Independent

Photo by Victor Freitas:

Three years ago, I began a journey to start a new life and redefine myself. Right from the time I could differentiate right from wrong, I had always been protected by my parents, leading me to wonder if I could ever make it on my own. So leaving the warmth of their home was both exciting and terrifying for me. It was the first time I had to face the world head on, on my own, and I was so determined to prove that I could succeed. Of course, I knew it would be difficult, but I was ready to take on the challenge.

What actually made this transition especially significant was the realization of how lucky I was to have such loving parents. They were great at caregiving. Not just for me but for my other siblings too. They had always given us everything we could possibly need. That was the reason I wanted to feel independent and create my own path in life.

To be clear, it wasn't that I was ungrateful to my parents. No, I wasn't; I just felt the need to explore life on my own terms. I felt it was time to become my own man and provide for myself. So I decided to take that leap of faith with the clear knowledge that it would be scary, but deep down I knew it was what I wanted to do.

For a long time, I'd thought about what it would be like to start fresh, far from home, far from the comforts of my parents. A new life with just me It was a mixed feeling of excitement and terror.

I can't forget that day—the first day of living alone. It finally came as I stood on the cusp of my new life. I had left the familiar comforts of home behind and was now facing the daunting reality of a new place. New people, new streets—everything was unfamiliar. A surge of emotions swept over me. Joy at the chance to build a new life, with sprinkles of fear at the unknowns that lay ahead. It felt like a storm had taken hold of my mind.

The first few weeks were a little blurry for me. A mix of new experiences and challenges. The easy rhythm my old life had was quickly replaced by the chaotic unpredictability of life in a new environment. Everything was literally unfamiliar, from the noise and bustle of the city to the faces in the crowd. The first time I went grocery shopping on my own in a busy market, it was like I was being thrown into a sea of chaos, struggling to stay afloat. 😂

But amidst that chaos, there was this liberating sense of responsibility I got, which I've so craved for.
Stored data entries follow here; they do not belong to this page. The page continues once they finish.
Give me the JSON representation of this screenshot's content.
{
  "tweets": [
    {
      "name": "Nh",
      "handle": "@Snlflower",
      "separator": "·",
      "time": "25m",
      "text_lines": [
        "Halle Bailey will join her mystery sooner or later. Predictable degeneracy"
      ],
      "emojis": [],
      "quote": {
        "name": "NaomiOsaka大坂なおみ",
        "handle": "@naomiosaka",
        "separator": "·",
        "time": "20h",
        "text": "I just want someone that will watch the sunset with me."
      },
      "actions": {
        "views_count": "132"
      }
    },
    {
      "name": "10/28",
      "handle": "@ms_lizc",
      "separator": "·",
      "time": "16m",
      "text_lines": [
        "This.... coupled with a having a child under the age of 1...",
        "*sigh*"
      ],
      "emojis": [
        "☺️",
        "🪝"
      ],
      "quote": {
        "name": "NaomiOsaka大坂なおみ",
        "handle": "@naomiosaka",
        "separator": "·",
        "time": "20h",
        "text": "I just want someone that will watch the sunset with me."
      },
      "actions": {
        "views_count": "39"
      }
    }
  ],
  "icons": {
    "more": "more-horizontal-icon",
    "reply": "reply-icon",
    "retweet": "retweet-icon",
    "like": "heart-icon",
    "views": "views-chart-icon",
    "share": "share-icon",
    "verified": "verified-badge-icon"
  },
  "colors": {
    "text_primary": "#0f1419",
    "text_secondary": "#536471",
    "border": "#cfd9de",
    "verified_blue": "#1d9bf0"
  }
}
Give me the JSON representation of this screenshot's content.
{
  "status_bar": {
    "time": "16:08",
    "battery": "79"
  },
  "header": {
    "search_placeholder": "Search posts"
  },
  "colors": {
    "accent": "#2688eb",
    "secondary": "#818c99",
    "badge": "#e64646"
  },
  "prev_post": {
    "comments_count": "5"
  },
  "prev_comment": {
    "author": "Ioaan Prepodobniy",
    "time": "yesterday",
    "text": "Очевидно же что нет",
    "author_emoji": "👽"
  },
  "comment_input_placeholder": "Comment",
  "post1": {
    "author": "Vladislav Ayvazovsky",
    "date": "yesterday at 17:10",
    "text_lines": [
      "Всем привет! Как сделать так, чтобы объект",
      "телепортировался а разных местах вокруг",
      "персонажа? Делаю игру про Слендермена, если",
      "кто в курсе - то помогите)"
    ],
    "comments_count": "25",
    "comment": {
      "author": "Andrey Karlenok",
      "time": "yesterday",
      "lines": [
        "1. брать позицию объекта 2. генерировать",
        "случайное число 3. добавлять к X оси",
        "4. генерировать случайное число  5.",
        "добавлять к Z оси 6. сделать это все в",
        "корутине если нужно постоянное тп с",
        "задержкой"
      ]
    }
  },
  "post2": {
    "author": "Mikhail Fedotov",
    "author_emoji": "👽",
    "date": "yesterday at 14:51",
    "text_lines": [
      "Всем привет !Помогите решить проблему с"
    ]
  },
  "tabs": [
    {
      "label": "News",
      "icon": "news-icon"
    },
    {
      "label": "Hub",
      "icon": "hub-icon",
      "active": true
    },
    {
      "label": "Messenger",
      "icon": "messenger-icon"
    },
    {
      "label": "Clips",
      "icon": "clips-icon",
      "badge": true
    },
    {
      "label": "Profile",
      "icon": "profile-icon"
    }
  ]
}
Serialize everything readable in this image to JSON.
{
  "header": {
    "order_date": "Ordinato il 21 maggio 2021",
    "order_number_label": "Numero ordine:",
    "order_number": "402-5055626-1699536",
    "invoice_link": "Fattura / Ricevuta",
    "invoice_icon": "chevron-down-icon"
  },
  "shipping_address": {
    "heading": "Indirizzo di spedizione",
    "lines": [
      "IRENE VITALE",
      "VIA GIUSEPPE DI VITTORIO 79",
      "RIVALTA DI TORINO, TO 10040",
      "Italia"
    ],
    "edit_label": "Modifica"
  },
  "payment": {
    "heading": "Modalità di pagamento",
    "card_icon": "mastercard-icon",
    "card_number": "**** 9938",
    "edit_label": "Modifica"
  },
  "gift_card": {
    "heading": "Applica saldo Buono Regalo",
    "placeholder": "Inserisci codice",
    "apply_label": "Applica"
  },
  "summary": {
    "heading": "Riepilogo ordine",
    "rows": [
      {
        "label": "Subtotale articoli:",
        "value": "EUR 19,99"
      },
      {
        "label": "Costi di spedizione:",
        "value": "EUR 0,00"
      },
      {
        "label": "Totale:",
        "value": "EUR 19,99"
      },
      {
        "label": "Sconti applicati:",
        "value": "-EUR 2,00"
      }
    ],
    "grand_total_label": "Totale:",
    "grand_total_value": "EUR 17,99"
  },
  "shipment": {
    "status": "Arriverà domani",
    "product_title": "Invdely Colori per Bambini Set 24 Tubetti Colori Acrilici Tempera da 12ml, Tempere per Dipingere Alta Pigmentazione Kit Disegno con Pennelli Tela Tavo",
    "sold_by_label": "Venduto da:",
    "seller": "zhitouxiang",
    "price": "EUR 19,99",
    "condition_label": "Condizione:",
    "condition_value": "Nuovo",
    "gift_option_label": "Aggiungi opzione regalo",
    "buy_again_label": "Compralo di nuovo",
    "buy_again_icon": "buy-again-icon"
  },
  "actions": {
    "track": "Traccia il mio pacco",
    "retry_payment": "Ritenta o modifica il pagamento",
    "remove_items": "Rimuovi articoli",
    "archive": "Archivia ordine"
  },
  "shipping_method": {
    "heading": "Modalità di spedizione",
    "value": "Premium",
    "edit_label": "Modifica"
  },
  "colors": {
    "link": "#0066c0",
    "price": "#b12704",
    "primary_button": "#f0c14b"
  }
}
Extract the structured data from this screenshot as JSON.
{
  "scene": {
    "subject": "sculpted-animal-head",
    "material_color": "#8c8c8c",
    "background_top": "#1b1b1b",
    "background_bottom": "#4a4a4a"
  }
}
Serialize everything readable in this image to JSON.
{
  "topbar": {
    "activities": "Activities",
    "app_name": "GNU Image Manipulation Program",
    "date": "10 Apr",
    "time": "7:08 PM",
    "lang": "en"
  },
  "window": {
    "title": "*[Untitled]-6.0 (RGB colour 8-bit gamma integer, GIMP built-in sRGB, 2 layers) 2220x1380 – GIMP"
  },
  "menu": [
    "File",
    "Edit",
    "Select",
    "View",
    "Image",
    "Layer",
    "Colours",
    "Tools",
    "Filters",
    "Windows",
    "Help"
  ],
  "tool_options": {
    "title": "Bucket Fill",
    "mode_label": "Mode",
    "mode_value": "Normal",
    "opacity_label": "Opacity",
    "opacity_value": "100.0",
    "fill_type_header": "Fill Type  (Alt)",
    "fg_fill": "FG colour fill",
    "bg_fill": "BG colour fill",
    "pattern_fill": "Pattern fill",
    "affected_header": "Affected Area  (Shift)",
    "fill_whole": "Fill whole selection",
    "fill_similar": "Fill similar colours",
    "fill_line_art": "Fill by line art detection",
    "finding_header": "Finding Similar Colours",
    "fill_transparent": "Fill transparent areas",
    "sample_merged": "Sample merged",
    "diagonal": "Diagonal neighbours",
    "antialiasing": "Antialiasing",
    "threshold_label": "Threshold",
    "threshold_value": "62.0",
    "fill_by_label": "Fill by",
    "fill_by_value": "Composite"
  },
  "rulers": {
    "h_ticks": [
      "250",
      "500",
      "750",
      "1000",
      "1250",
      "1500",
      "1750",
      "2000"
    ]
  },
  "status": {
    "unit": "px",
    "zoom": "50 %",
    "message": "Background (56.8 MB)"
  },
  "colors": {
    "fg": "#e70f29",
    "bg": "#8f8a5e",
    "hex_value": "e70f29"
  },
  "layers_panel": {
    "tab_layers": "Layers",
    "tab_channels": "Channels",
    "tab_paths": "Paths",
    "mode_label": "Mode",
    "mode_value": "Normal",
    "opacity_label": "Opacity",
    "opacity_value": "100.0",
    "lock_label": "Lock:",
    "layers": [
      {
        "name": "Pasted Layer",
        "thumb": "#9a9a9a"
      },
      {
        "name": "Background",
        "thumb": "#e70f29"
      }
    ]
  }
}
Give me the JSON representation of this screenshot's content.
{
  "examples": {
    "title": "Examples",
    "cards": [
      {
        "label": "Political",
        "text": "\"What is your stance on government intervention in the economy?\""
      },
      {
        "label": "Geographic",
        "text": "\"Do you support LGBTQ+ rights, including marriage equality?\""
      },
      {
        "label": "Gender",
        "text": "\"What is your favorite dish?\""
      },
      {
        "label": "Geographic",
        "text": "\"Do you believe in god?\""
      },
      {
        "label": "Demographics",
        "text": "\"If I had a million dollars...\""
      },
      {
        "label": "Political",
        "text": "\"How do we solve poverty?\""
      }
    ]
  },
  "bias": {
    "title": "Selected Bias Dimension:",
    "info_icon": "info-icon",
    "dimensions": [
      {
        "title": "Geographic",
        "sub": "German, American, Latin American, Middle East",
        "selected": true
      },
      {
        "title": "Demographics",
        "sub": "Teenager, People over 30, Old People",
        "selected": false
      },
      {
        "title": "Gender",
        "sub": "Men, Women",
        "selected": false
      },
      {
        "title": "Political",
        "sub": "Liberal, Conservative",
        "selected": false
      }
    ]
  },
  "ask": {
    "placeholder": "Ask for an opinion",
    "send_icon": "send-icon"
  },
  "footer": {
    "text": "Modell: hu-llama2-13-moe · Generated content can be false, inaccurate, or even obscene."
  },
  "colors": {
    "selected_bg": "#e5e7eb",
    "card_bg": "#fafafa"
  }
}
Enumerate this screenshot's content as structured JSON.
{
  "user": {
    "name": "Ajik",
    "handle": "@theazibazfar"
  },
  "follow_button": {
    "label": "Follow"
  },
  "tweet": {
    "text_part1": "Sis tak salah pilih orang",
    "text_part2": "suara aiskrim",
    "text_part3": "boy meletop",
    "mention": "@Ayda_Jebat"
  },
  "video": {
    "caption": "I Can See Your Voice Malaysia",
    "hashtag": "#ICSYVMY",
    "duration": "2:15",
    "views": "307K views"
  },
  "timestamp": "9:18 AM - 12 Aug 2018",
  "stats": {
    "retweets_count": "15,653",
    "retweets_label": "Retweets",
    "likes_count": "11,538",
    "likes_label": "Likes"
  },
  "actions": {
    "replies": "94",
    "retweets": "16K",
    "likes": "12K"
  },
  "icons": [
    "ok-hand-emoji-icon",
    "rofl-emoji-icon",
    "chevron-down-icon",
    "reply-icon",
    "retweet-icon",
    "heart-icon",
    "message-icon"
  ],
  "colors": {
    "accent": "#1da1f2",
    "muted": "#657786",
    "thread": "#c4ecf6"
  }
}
I made every choice for myself; the triumphs and setbacks were a direct result of my choices. And I loved every bit of it.

I also realized that one of the biggest changes in my new life was loneliness. Yeah, I always thought of independence as something empowering, but I never knew the isolation it could bring. The days of the familiar sounds of family life were gone. The early morning prayers we did together were gone. Instead, I was faced with my own thoughts and the silence they created.

I also felt that feeling of self-reliant; it was an empowering and eye-opening experience. I realized what my parents felt whenever they said we had to manage because there was no money. I got to understand what Dad meant by always saying:

"Son, being economical is no disgrace" .

But despite the many challenges, there were also moments I had undiluted joy. I made new friends, each one with a unique and beautiful personality. People who helped me through the difficult times. People I shared experiences with. Experiences that gave me a sense of connection and belonging. They were like the lifeblood of my new life—my direction in a new world.

One other thing I learned is that time has a funny way of distilling life's most important lessons. Three years have passed since I embarked on this journey to a new start, and it's been an adventure. I've learned so much about myself and the world around me. I've also discovered that family is more than just a physical location; it's our state of being and a bond that cannot be broken by distance. It's a deep sense of connection that can't be broken by space, a love that knows no bounds.